За каждой научной мечтой может быть свой этический кошмар
Лауреат Нобелевской премии генетик Дженнифер Даудна, одна из создателей технологии редактирования генома CRISPR, опубликовала на BigThink впечатляющий видеоролик, который наглядно демонстрирует непростые отношения между наукой и этикой. Технология CRISPR — это настоящая революция в медицине, потому что она позволяет бороться с генетическими заболеваниями непосредственно на уровне гена. Вы редактируете ген примерно так же, как редактируете текст, вырезая нежелательные строки и вставляя нужные. Многие болезни уже вполне излечимы.
Но у этой технологии есть и темная сторона. CRISPR допускает генетические модификации, которые могут служить разрушительным целям. Например, это может позволить создавать суперсолдат. В видео многие ученые и политические мыслители выражают странное сочетание очарования и тревоги по поводу мощи этой новой технологии. Даудна рассказывает об ужасном кошмаре, в котором она сталкивается с генетически модифицированным Гитлером. Наследие евгеники возвращается, чтобы преследовать ее.
Кто решает, как далеко должен зайти CRISPR?
Это лишь два примера очень сложных вопросов, которые встречаются на пересечении научных исследований и этики. Первоначальный импульс: подвергнуть запретам, сделать так, чтобы подобные научные исследования никогда не проводились, чтобы ящик Пандоры оставался закрытым. Но такое отношение в лучшем случае наивно. Разница между генетическими исследованиями и исследованиями, например, ядерного оружия заключается в том, что исследования по разработке бомб и их доставке требуют крупномасштабных объектов, которые легче обнаружить и контролировать. В случае с генетическими исследованиями все радикально меняется, как показано в документальном сериале «Неестественный отбор». Независимо от того, служат ли эти исследования злым или добрым целям, они не привязаны к крупным дорогостоящим лабораториям, финансируемым правительствами. И если одна страна запретит их, другие не станут этого делать, и ученые просто переедут туда. Так уже произошло с исследованиями стволовых клеток несколько лет назад.

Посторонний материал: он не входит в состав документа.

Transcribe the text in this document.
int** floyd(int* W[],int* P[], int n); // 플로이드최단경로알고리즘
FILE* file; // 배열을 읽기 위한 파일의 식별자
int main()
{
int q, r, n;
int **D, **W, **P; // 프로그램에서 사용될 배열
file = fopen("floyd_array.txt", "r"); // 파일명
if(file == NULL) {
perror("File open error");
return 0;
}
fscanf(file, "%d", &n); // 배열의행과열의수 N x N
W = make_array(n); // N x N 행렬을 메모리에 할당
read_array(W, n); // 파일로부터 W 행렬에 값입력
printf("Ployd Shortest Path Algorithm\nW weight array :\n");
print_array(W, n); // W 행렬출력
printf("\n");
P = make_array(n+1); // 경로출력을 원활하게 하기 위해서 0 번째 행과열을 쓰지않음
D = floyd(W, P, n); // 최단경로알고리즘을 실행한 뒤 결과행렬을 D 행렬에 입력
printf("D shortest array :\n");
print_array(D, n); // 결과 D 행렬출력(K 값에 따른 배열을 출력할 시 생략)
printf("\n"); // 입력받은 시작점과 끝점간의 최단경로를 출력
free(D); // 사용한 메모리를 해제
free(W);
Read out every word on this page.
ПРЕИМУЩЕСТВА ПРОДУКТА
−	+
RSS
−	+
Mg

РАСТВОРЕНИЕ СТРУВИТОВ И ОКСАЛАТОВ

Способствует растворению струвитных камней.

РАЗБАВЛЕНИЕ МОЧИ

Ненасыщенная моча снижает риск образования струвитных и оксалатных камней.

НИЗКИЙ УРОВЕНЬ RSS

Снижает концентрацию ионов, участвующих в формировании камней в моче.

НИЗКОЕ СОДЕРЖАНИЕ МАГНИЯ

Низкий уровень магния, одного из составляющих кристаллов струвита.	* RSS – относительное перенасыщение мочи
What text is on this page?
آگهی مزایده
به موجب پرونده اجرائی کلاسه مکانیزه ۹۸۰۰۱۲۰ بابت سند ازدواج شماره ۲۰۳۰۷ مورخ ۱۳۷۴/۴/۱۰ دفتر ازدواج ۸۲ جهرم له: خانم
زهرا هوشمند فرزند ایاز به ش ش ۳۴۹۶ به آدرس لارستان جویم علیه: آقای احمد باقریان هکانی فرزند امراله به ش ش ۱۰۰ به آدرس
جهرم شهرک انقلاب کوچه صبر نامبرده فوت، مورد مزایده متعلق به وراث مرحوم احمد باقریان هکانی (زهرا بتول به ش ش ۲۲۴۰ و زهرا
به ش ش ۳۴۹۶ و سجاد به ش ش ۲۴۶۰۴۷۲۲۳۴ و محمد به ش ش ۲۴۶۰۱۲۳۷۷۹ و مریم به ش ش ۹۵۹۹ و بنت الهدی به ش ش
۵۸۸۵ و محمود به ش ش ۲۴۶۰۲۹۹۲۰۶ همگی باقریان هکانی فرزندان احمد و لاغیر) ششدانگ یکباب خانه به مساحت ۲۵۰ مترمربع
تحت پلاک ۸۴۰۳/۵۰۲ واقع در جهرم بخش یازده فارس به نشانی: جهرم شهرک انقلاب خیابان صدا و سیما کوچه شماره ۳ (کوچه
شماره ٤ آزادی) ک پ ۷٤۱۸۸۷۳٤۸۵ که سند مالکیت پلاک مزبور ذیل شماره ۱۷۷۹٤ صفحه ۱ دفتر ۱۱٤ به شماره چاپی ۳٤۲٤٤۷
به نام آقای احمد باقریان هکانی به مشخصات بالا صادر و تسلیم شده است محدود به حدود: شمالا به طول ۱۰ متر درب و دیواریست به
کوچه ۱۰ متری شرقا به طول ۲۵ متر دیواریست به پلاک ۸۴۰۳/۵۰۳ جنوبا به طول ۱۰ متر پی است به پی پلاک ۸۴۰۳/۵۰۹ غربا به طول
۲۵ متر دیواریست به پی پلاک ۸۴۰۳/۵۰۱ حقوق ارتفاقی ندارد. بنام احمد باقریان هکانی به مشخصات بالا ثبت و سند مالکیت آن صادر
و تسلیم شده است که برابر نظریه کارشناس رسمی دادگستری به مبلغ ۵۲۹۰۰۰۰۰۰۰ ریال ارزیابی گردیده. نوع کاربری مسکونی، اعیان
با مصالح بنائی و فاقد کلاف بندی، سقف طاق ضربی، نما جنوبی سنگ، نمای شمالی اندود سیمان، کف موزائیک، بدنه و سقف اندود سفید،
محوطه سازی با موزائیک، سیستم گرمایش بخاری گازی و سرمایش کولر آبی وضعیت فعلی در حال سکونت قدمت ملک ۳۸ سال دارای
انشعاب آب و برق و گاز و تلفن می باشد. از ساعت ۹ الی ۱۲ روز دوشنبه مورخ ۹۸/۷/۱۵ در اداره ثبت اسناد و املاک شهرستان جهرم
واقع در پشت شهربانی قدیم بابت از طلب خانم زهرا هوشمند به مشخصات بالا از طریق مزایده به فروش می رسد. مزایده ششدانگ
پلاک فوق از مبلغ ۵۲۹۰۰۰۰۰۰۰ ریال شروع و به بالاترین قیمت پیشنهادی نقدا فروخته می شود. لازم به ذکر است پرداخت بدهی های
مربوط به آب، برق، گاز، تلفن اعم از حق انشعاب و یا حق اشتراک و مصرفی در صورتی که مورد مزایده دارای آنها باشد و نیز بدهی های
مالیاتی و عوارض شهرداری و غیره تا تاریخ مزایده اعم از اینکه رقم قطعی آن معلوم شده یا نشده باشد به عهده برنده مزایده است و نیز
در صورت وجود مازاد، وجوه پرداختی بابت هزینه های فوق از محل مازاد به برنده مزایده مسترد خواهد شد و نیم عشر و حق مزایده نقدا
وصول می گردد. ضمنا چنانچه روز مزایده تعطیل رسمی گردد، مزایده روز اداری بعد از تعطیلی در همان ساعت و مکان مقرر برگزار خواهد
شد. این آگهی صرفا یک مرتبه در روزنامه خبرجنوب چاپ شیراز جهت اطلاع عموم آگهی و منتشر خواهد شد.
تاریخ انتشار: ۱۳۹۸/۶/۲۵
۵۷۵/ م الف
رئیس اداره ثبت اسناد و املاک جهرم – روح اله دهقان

Однако мы должны быть осторожны, чтобы не винить в этом науку. Наука не бывает доброй или злой. Это совокупность знаний, медленно накапливаемых годами. Моральный вызов связан с тем, как используются эти знания. Мы, люди, являемся пользователями. Мы те, кто сеет добро или зло своим выбором. Инструменты такой мощи требуют пользователей с высокими моральными стандартами. Я, например, не думаю, что мы им соответствуем.